Depuis 1985, le jazz a sa soirée des victoires renforcée par celles des Musiques du monde. Cette année, en direct du casino de Paris, le président Bruno Guermonprez et son comité artistique composé de sept membres devront choisir parmi 18 artistes répartis en 6 catégories. État des lieux.
Artiste instrumental
Trois artistes et trois instruments sont ici en concurrence : Pierre De Bethmann et son piano, Naïssam Jalal et sa flûte ainsi que Geraldine Laurent et son saxophone. À 58 ans, De Bethmann enregistre une carrière forte de presque 30 ans. Il a mené plusieurs formations et accompagné une multitude d’artistes. Il a déjà une victoire de la musique jazz à son actif, remportée en 2008 dans la catégorie meilleur album instrumental. Un excellent compositeur au jazz complexe reposant sur des mises en place précises. Naïssam Jalal se situe elle à la frontière entre jazz et world music. Sa musique est à son image : ouverte, globale, traditionnelle et moderne. Une technique au service de l’émotion et d’une musique d’une grande beauté. Geraldine Laurent quant à elle, est là depuis 25 ans. 5 albums en solo et de nombreuses collaborations. Elle a déjà 2 récompenses aux victoires jazz à son actif.
Artiste vocal
Camille Bertault, Hugh Coltman et André Minvielle sont en compétition. À 51 ans et depuis ses débuts avec le groupe Hoax, Hugh Coltman est enraciné dans le blues. Mais il a multiplié les collaborations dans des genres très différents.

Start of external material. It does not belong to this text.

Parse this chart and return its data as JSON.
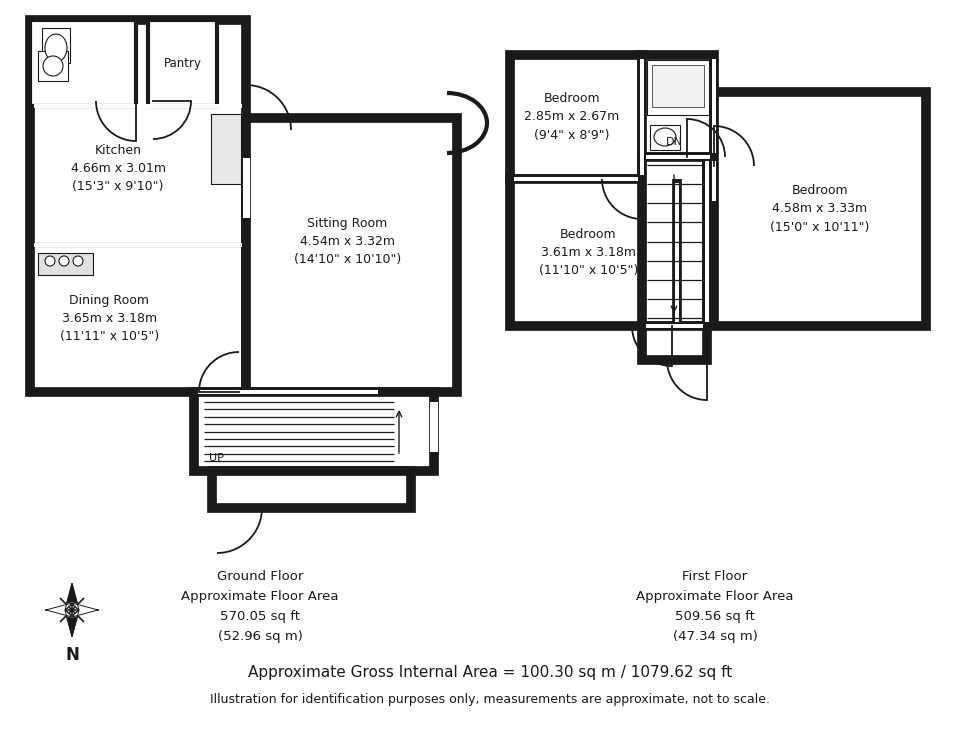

Chanteur et compositeur, il est également un pianiste et un guitariste accompli. Une voix chaude, souple, parfaite pour jazz, blues et soul comme il le prouvait sur le Waxx Up de Legnini en 2017 ou sur l’excellent Night Trippin’ de 2022 en duo avec Matthis Pascaud. La chanteuse et compositrice parisienne de 37 ans Camille Bertault est aussi sur la liste des nominés. En sept ans, elle a déjà un beau parcours salué par critique et publique. Une voix haute, élastique et sensuelle au service d’un jazz souvent groovy. Le chanteur et percussionniste André Minvielle, enfin, est connu et reconnu pour sa technique vocale qui touche au scat, au blues et même au rap. Une victoire jazz en 2008 qui récompensait déjà ses performances vocales. Un caméléon inclassable qui se promène entre musique du monde, jazz, musette avec une aisance et une technique hors norme.
Révélations
Cette année, dans cette catégorie, un pianiste, un tromboniste et un saxophoniste. Yesaï Karapetian, le pianiste, joue un jazz puissant, moderne et habité qui utilise des instruments traditionnels arméniens, sa patrie d’origine. Une musique parfois sombre, parfois lumineuse, cuivré, mélodique et toujours forte en émotions. Robinson Khoury, le tromboniste, également chanteur et compositeur, a offert un superbe Broken Lines en 2022. Exubérant et très inventif, il aime flirter avec électronique et électrique comme sur Circled Blocks par exemple. Une palette de sons impressionnante à son actif. Jeanne Michard, la saxophoniste, apprécie les ambiances chaloupées et le latin jazz. Songes Transatlantiques, son album de 2022, en est une très belle illustration. Un jazz aux accents de Fania All Stars et de spanish Harlem, chaud comme la braise. Alto, tenor, soprano ou baryton, le saxophone n’a aucun secret pour elle.
Album
Trois albums très différents cette année. D’un côté, le Blue In Green Tribute To Bill Evans de Paul Lay en trio, l’hommage à Serge Gainsbourg de Daniel Zimmermann et l’album duo entre Pedron et Rubalcaba. Le tromboniste Daniel Zimmermann rend un hommage très personnel à l’ « homme à la tête de chou » après ses œuvres Montagnes Russes et Dichotomie’s. Une lecture émouvante de ces classiques de Gainsbourg. Autre vibrant hommage, à Bill Evans cette fois. Le pianiste du New-Jersey avait révolutionné l’art du trio en mettant bien en avant l’importance du bassiste et celle du batteur. Il jouera un rôle majeur sur le Kind Of Blue de Miles Davis en 1959. Beaucoup de respect et d’émotions dans cette relecture par le trio de Paul Lay. Avec le duo Pedron / Rubalcaba, L’art du duo est porté au sommet ! Un jeu où chacun cherche à surprendre l’autre. Le pianiste et le saxophoniste s’amusent, se surpassent, repoussant leurs limites avec un brio indéniable. Une belle façon de revisiter des standards de Sydney Bechet, Carla Bley ou Wes Montgomery, entre autres.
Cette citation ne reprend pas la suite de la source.